Meski demikian, tetap saja ada rasa sungkan kalau masuk sendirian. Ini bukan rumahku, dan kami tidak ada hubungan darah apapun. Lain hal kalau aku dengan Abidine.
Kondisi seperti itu terus bertahan sampai akhir November, di penghujung semester lima. Ayah mulai bertanya-tanya ke mana tujuanku setelah lulus SMA, sebab Maret tahun depan, empat bulan lagi, SNMPTN akan dimulai. Gara-gara itu pula, pembahasanku dan Candala sebulan terakhir adalah nama-nama perguruan tinggi negeri dan jurusan yang dipunya.
Pilihannya tetap tidak berubah. Candala kemungkinan besar akan mengambil seni rupa di Institut Seni Indonesia, Jogja. "Itu bukan kemungkinan besar, Nad. Tapi kalau bisa," kata Dala pada Sabtu siang yang panas di kamarnya.
Aku merebah di lantai, berguling-guling mengelupasi cipratan cat akrilik kering. "Kayaknya udah mantep banget, tuh," desahku merenggangkan tubuh. Kulirik sudut-sudut kamarnya, dari benda paling besar sampai detail kecil permukaan dindingnya yang ternyata memiliki alur bintang dan rasi-rasi. "Kau demen astronomi?"
Tangan Dala yang semula bertengger pada kuas dan kanvas langsung berhenti seketika. "Bukannya aku dah pernah bilang?"

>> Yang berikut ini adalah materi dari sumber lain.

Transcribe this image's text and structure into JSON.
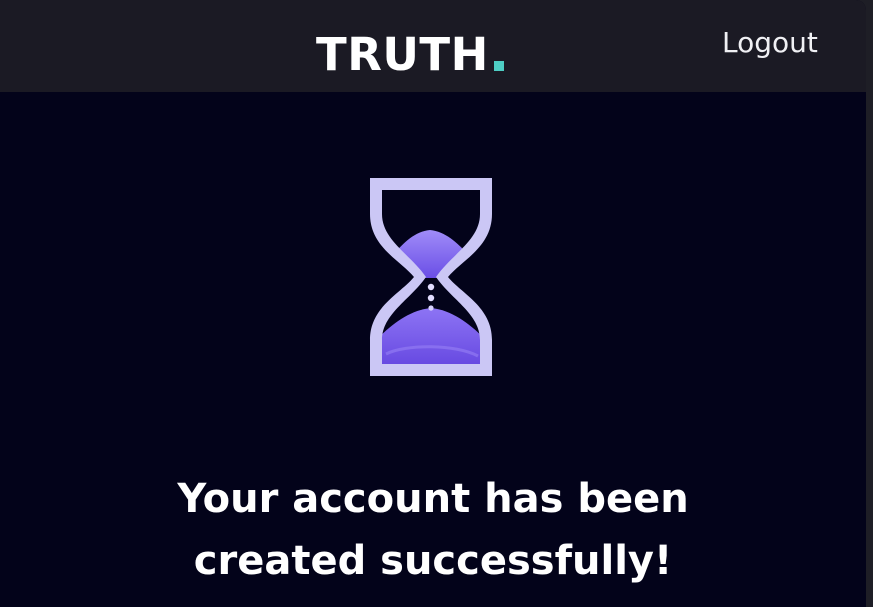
{
  "header": {
    "logo_text": "TRUTH",
    "logout_label": "Logout"
  },
  "status": {
    "icon": "hourglass-icon",
    "message_line1": "Your account has been",
    "message_line2": "created successfully!"
  },
  "colors": {
    "background": "#03031a",
    "header_background": "#1b1a24",
    "logo_accent": "#4ecdc4",
    "icon_frame": "#cbc7f5",
    "icon_sand": "#7b5ff0"
  }
}
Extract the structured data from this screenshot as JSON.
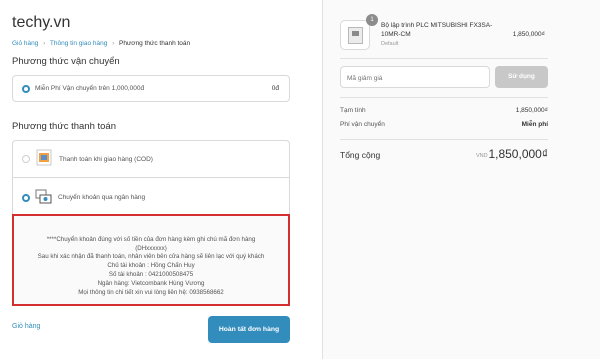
{
  "store": {
    "name": "techy.vn"
  },
  "breadcrumb": {
    "cart": "Giỏ hàng",
    "shipping_info": "Thông tin giao hàng",
    "current": "Phương thức thanh toán",
    "sep": "›"
  },
  "shipping": {
    "title": "Phương thức vận chuyển",
    "option_label": "Miễn Phí Vận chuyển trên 1,000,000đ",
    "option_price": "0đ",
    "selected": true
  },
  "payment": {
    "title": "Phương thức thanh toán",
    "methods": [
      {
        "label": "Thanh toán khi giao hàng (COD)",
        "selected": false,
        "icon": "cod-icon"
      },
      {
        "label": "Chuyển khoản qua ngân hàng",
        "selected": true,
        "icon": "bank-transfer-icon"
      }
    ],
    "bank_info": [
      "****Chuyển khoản đúng với số tiền của đơn hàng kèm ghi chú mã đơn hàng",
      "(DHxxxxxx)",
      "Sau khi xác nhận đã thanh toán, nhân viên bên cửa hàng sẽ liên lạc với quý khách",
      "Chủ tài khoản : Hồng Chấn Huy",
      "Số tài khoản : 0421000508475",
      "Ngân hàng: Vietcombank Hùng Vương",
      "Mọi thông tin chi tiết xin vui lòng liên hệ: 0938568662"
    ]
  },
  "footer": {
    "back_link": "Giỏ hàng",
    "finish_button": "Hoàn tất đơn hàng"
  },
  "order": {
    "item": {
      "name": "Bộ lập trình PLC MITSUBISHI FX3SA-10MR-CM",
      "variant": "Default",
      "quantity": "1",
      "price": "1,850,000₫"
    },
    "coupon": {
      "placeholder": "Mã giảm giá",
      "button": "Sử dụng"
    },
    "subtotal_label": "Tạm tính",
    "subtotal_value": "1,850,000₫",
    "shipping_label": "Phí vận chuyển",
    "shipping_value": "Miễn phí",
    "total_label": "Tổng cộng",
    "currency": "VND",
    "total_value": "1,850,000₫"
  },
  "colors": {
    "accent": "#338dbc",
    "highlight_border": "#d32f2f",
    "sidebar_bg": "#fafafa"
  }
}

Benar juga. Anak itu pernah cerita kalau dia mau jadi astronot dan melukis di luar angkasa. Karena menurutnya terlalu sulit, Dala hanya memutuskan menekuni seni rupa dan menjadikan klub kebumian sebagai pelarian.
Netraku menjelajah lagi pernik-pernik kamarnya. "Sebenernya itu botol apaan, sih?" Pandanganku jatuh pada botol kaca bening berisi gulungan kertas kekuningan di dalamnya. Persis seperti yang sering dia sebar kalau kami jalan-jalan. Mungkin, ini yang kelima kulihat dia memilikinya. "Dan dari kemarin, apa, sih, yang kau kerjakan?"

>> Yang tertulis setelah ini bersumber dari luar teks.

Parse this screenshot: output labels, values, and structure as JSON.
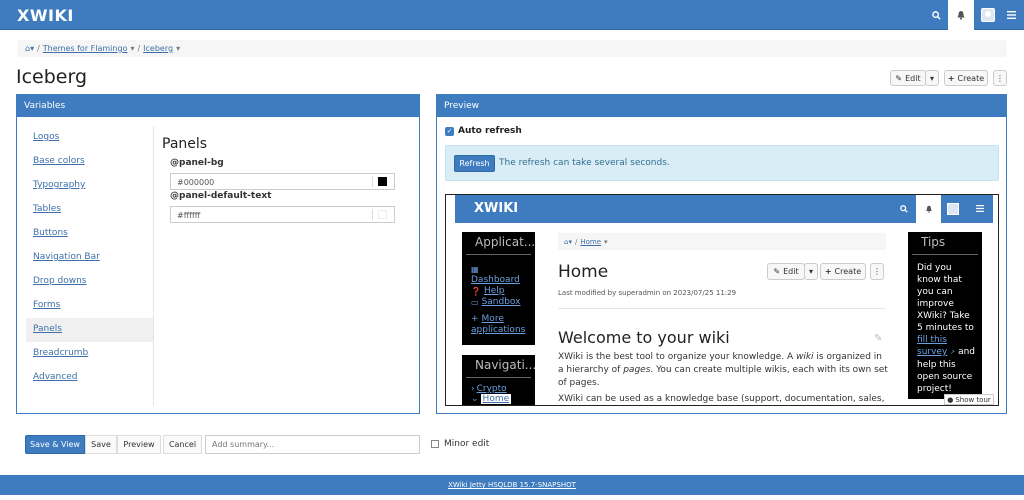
{
  "topbar": {
    "logo": "XWIKI"
  },
  "breadcrumb": {
    "items": [
      "Themes for Flamingo",
      "Iceberg"
    ]
  },
  "page": {
    "title": "Iceberg",
    "edit_label": "Edit",
    "create_label": "Create"
  },
  "variables": {
    "header": "Variables",
    "items": [
      "Logos",
      "Base colors",
      "Typography",
      "Tables",
      "Buttons",
      "Navigation Bar",
      "Drop downs",
      "Forms",
      "Panels",
      "Breadcrumb",
      "Advanced"
    ],
    "active": "Panels",
    "section_title": "Panels",
    "fields": [
      {
        "label": "@panel-bg",
        "value": "#000000",
        "swatch": "#000000"
      },
      {
        "label": "@panel-default-text",
        "value": "#ffffff",
        "swatch": "#ffffff"
      }
    ]
  },
  "preview": {
    "header": "Preview",
    "auto_refresh_label": "Auto refresh",
    "refresh_button": "Refresh",
    "refresh_note": "The refresh can take several seconds.",
    "frame": {
      "logo": "XWIKI",
      "apps_title": "Applicat...",
      "apps_links": [
        "Dashboard",
        "Help",
        "Sandbox"
      ],
      "more_apps_1": "More",
      "more_apps_2": "applications",
      "nav_title": "Navigati...",
      "nav_items": [
        "Crypto",
        "Home"
      ],
      "crumb": "Home",
      "page_title": "Home",
      "edit_label": "Edit",
      "create_label": "Create",
      "last_modified": "Last modified by superadmin on 2023/07/25 11:29",
      "welcome": "Welcome to your wiki",
      "para1_a": "XWiki is the best tool to organize your knowledge. A ",
      "para1_wiki": "wiki",
      "para1_b": " is organized in a hierarchy of ",
      "para1_pages": "pages",
      "para1_c": ". You can create multiple wikis, each with its own set of pages.",
      "para2": "XWiki can be used as a knowledge base (support, documentation, sales,",
      "tips_title": "Tips",
      "tips_text_1": "Did you know that you can improve XWiki? Take 5 minutes to",
      "tips_link": "fill this survey",
      "tips_text_2": "and help this open source project!",
      "show_tour": "Show tour"
    }
  },
  "actions": {
    "save_view": "Save & View",
    "save": "Save",
    "preview": "Preview",
    "cancel": "Cancel",
    "summary_placeholder": "Add summary...",
    "minor_edit": "Minor edit"
  },
  "footer": {
    "text": "XWiki Jetty HSQLDB 15.7-SNAPSHOT"
  }
}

Punggungku bangkit, duduk bersila di tempat, menunggu dipersilakan Dala untuk mengambilnya. Namun, anak itu tak kunjung mengangguk atau mengiyakan gestur tersiratku.
"Rahasia, dan rahasia." Matanya belum lepas dari kanvas yang membelakangiku sejak dua bulan lalu. "Botol itu jelas buatmu, tapi nanti. Kalau sudah kubilang boleh, baru boleh dibuka." Lirikannya kemudian mengarah padaku. "Jangan berani membukanya."

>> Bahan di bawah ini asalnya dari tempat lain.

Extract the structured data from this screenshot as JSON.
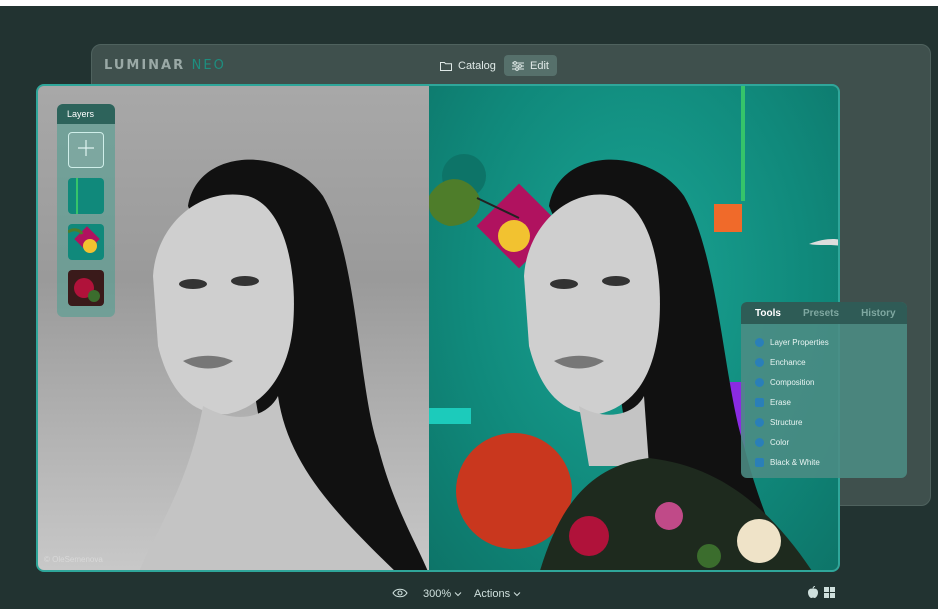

Rambut-rambut halus di sekujur tubuhku bereaksi sebab suara dan intonasi dinginnya. Wajah Candala jadi serius dengan alis menukik. "I-iya. Bah, nggak juga kubuka."
Dagunya terangkat, memandangku seakan rendah. "Bagus." Dia kembali pada kanvasnya, memindahkan warna-warna dari palet di tangannya ke media dua dimensi. "Kau masih nahan diri buat lapor ke Pak Faruq?" tanyanya mengalihkan topik.
"Nahan apa—oh. Nanggung, sebentar lagi, kok." Kujadikan kedua telapak tangan menjadi penopang di belakang tubuh.
"Mau sampai kapan?"
"Akhir Desember." Sesungguhnya aku tak tahan lagi. Belakangan rundungannya lebih parah. "Pasti bisa, sebentar lagi."